Question

In: Accounting

What are the advantages of evaluating projects using the net present value and internal rate of...

What are the advantages of evaluating projects using the net present value and internal rate of return methods instead of the payback and accounting rate of return methods?

Solutions

Expert Solution

The payback period strategy has some key shortcoming that the NPV technique does not. One is that the payback period method doesn't consider expansion and the expense of capital. It basically compares $1 today with $1 sooner or later, when in certainty the obtaining influence of cash decreases after some time. Another is that the payback period method overlooks all money streams past the time skyline - and those money streams might be considerable. Enormous moneymakers, all things considered, some of the time require a significant stretch of time to go ahead.

The net present value strategy assesses a capital task as far as its budgetary return over a particular era, though the restitution technique is worried about the time that will pass before an undertaking reimburses the organization's underlying venture. In contrast to the NPV technique, the payback method neglects to represent the time value of cash or undertaking hazard, yet rather expect every single monetary part of a venture will advance as arranged. Furthermore, the payback methid neglects to consider income after the payback period. The NPV and payback assess a venture in money related as opposed to speculation terms, which blocks thought of undertaking advantages, for example, access to new markets or the procurement of existing offices. Therefore, it might be fitting to assess ventures utilizing in excess of one capital-speculation assessment instrument.

Accounting Rate of return utilizes working benefit as opposed to money streams. Some capital speculations have high upkeep and support costs, which cut down benefit levels.

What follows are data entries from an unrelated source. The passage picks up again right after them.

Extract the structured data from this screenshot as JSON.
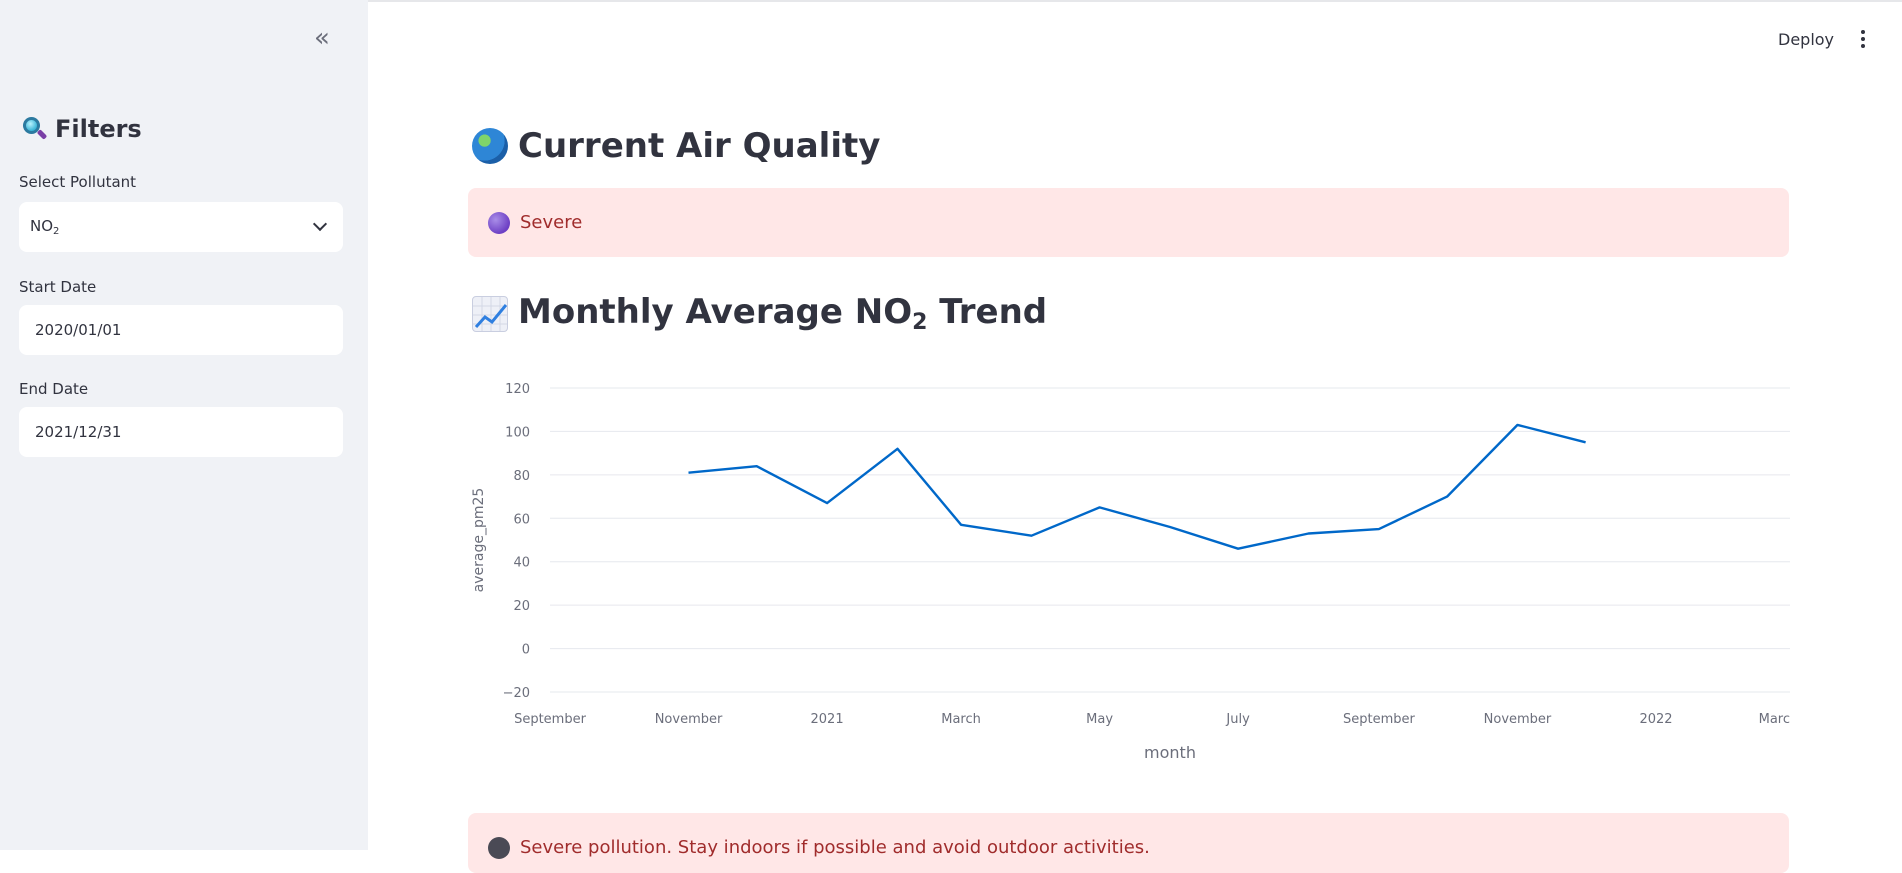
{
  "sidebar": {
    "collapse_icon": "double-chevron-left-icon",
    "filters_title": "Filters",
    "filters_icon": "magnifying-glass-icon",
    "pollutant_label": "Select Pollutant",
    "pollutant_value_main": "NO",
    "pollutant_value_sub": "2",
    "start_label": "Start Date",
    "start_value": "2020/01/01",
    "end_label": "End Date",
    "end_value": "2021/12/31"
  },
  "header": {
    "deploy": "Deploy",
    "menu_icon": "kebab-menu-icon"
  },
  "main": {
    "air_quality_heading": "Current Air Quality",
    "air_quality_icon": "globe-icon",
    "status_text": "Severe",
    "status_icon": "purple-circle-icon",
    "trend_heading_pre": "Monthly Average NO",
    "trend_heading_sub": "2",
    "trend_heading_post": " Trend",
    "trend_icon": "chart-increasing-icon",
    "advice_text": "Severe pollution. Stay indoors if possible and avoid outdoor activities.",
    "advice_icon": "skull-icon"
  },
  "colors": {
    "line": "#0068c9",
    "alert_bg": "#ffe7e7",
    "alert_text": "#a02c2c",
    "sidebar_bg": "#f0f2f6"
  },
  "chart_data": {
    "type": "line",
    "xlabel": "month",
    "ylabel": "average_pm25",
    "ylim": [
      -20,
      120
    ],
    "yticks": [
      -20,
      0,
      20,
      40,
      60,
      80,
      100,
      120
    ],
    "x_ticks": [
      "September",
      "November",
      "2021",
      "March",
      "May",
      "July",
      "September",
      "November",
      "2022",
      "Marc"
    ],
    "x_tick_dates": [
      "2020-09-01",
      "2020-11-01",
      "2021-01-01",
      "2021-03-01",
      "2021-05-01",
      "2021-07-01",
      "2021-09-01",
      "2021-11-01",
      "2022-01-01",
      "2022-03-01"
    ],
    "xlim": [
      "2020-09-01",
      "2022-03-01"
    ],
    "grid": true,
    "series": [
      {
        "x": [
          "2020-11-01",
          "2020-12-01",
          "2021-01-01",
          "2021-02-01",
          "2021-03-01",
          "2021-04-01",
          "2021-05-01",
          "2021-06-01",
          "2021-07-01",
          "2021-08-01",
          "2021-09-01",
          "2021-10-01",
          "2021-11-01",
          "2021-12-01"
        ],
        "values": [
          81,
          84,
          67,
          92,
          57,
          52,
          65,
          56,
          46,
          53,
          55,
          70,
          103,
          95
        ]
      }
    ]
  }
}
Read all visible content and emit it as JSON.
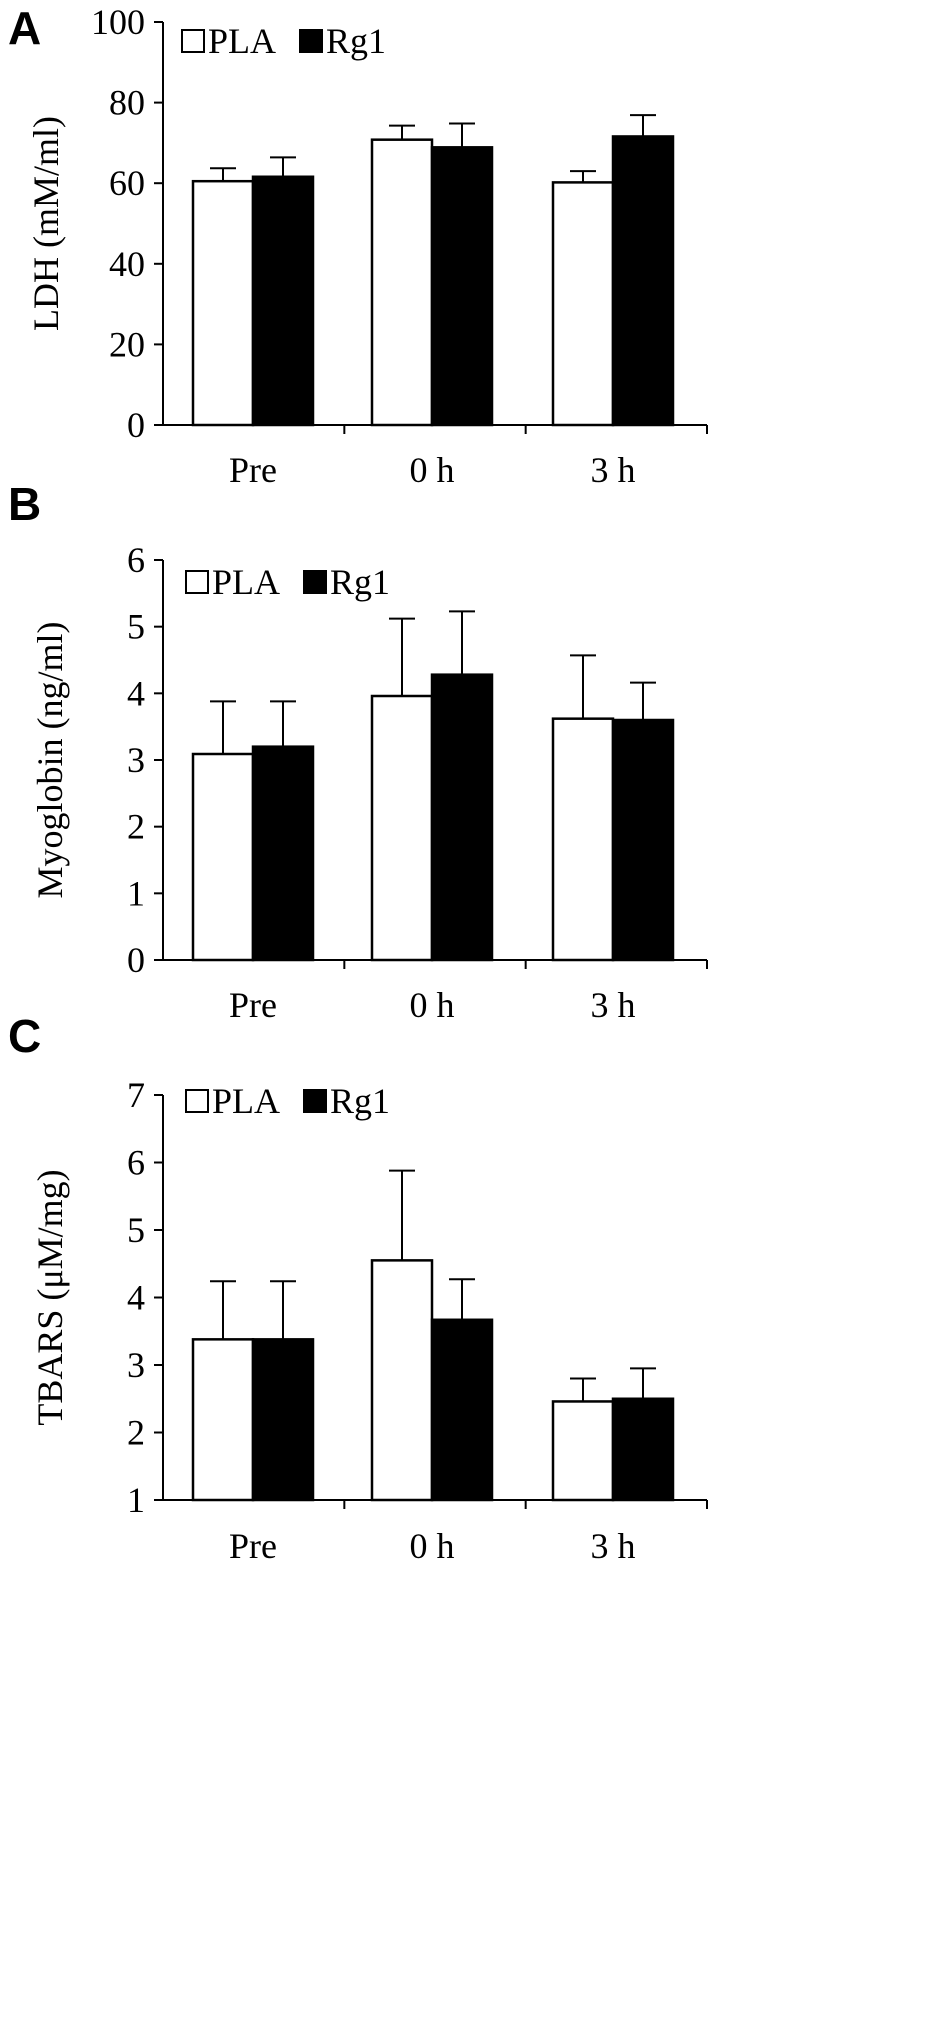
{
  "chart_data": [
    {
      "type": "bar",
      "panel": "A",
      "categories": [
        "Pre",
        "0 h",
        "3 h"
      ],
      "ylabel": "LDH (mM/ml)",
      "ylim": [
        0,
        100
      ],
      "yticks": [
        0,
        20,
        40,
        60,
        80,
        100
      ],
      "legend": "top-left",
      "series": [
        {
          "name": "PLA",
          "values": [
            60.5,
            70.8,
            60.2
          ],
          "errors": [
            3.2,
            3.5,
            2.8
          ]
        },
        {
          "name": "Rg1",
          "values": [
            61.6,
            68.9,
            71.6
          ],
          "errors": [
            4.8,
            5.9,
            5.3
          ]
        }
      ]
    },
    {
      "type": "bar",
      "panel": "B",
      "categories": [
        "Pre",
        "0 h",
        "3 h"
      ],
      "ylabel": "Myoglobin (ng/ml)",
      "ylim": [
        0,
        6
      ],
      "yticks": [
        0,
        1,
        2,
        3,
        4,
        5,
        6
      ],
      "legend": "top-left",
      "series": [
        {
          "name": "PLA",
          "values": [
            3.09,
            3.96,
            3.62
          ],
          "errors": [
            0.79,
            1.16,
            0.95
          ]
        },
        {
          "name": "Rg1",
          "values": [
            3.2,
            4.28,
            3.6
          ],
          "errors": [
            0.68,
            0.95,
            0.56
          ]
        }
      ]
    },
    {
      "type": "bar",
      "panel": "C",
      "categories": [
        "Pre",
        "0 h",
        "3 h"
      ],
      "ylabel": "TBARS (μM/mg)",
      "ylim": [
        1,
        7
      ],
      "yticks": [
        1,
        2,
        3,
        4,
        5,
        6,
        7
      ],
      "legend": "top-left",
      "series": [
        {
          "name": "PLA",
          "values": [
            3.38,
            4.55,
            2.46
          ],
          "errors": [
            0.86,
            1.33,
            0.34
          ]
        },
        {
          "name": "Rg1",
          "values": [
            3.38,
            3.67,
            2.5
          ],
          "errors": [
            0.86,
            0.6,
            0.45
          ]
        }
      ]
    }
  ],
  "colors": {
    "PLA": "#ffffff",
    "Rg1": "#000000",
    "axis": "#000000"
  }
}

2. In contrast to NPV and IRR, it doesn't represent the time value of cash. By overlooking the time value of cash, the capital speculation under thought will seem to have a larger amount of return than what will happen as a general rule.


Related Solutions

What are the advantages of using net present value and internal rate of return methods to...
What are the advantages of using net present value and internal rate of return methods to evaluate capita budgeting decisions instead of the payback period?
Explain the relative advantages and disadvantages of the payback, net present value, and internal rate of...
Explain the relative advantages and disadvantages of the payback, net present value, and internal rate of return methods for evaluating capital budgeting projects. Which is the “best” method in your estimation and why?
Discuss the advantages and disadvantages of Net Present Value, Internal Rate of Return, & the Payback...
Discuss the advantages and disadvantages of Net Present Value, Internal Rate of Return, & the Payback Method. Is one better than the others?
For the following projects, compute the net present value, internal rate of return, and the profitability...
For the following projects, compute the net present value, internal rate of return, and the profitability index. Assume the required rate of return is 17% compounded annually. Project Initial Investment Cashflow at time 1 Cashflow at time 2 A 116,000 69,000 89,000 B 1,530 4,100 100 C 260,000 134,000 160,000 D 910 350 3,400 Assume no capital constrain exists and that the projects are not mutually exclusive. What is the net present value of Project A? What is the internal...
What is the relationship among present value, net present value, and internal rate of return? Is...
What is the relationship among present value, net present value, and internal rate of return? Is there a consistent relationship at all possible values for these measures?
What is the Net Present Value? What is the Internal Rate of Return? What is the...
What is the Net Present Value? What is the Internal Rate of Return? What is the Payback Period?
What is the internal rate of return, net present value with a 10% interest rate, and...
What is the internal rate of return, net present value with a 10% interest rate, and net present value with a 20% interest rate of this project. The cash flows are as follows: Year 0 - Initial investment - 20,000 (make sure to make investments negative values in Excel cash flow) Year 1 - 8,000 Year 2 - 8,000 Year 3 - 9,000 Year 4- 12,000 No value after year 4.
Internal rate of return and net present value are related in that: Internal rate of return...
Internal rate of return and net present value are related in that: Internal rate of return formed the basis for the eventual development of the net present value theory. Internal rate of return finds a discount rate that produces a net present value of zero. Net present value formed the basis for the eventual development of the internal rate of return theory. Net present value can only be used to evaluate irregular cash flows, whereas internal rate of return can...
What are the differences in the calculations of net present value and internal rate of return
What are the differences in the calculations of net present value and internal rate of return
What are the payback and NPV (net present value) methods of evaluating capital projects? Which is...
What are the payback and NPV (net present value) methods of evaluating capital projects? Which is considered the best evaluation method, and why is one better than the other?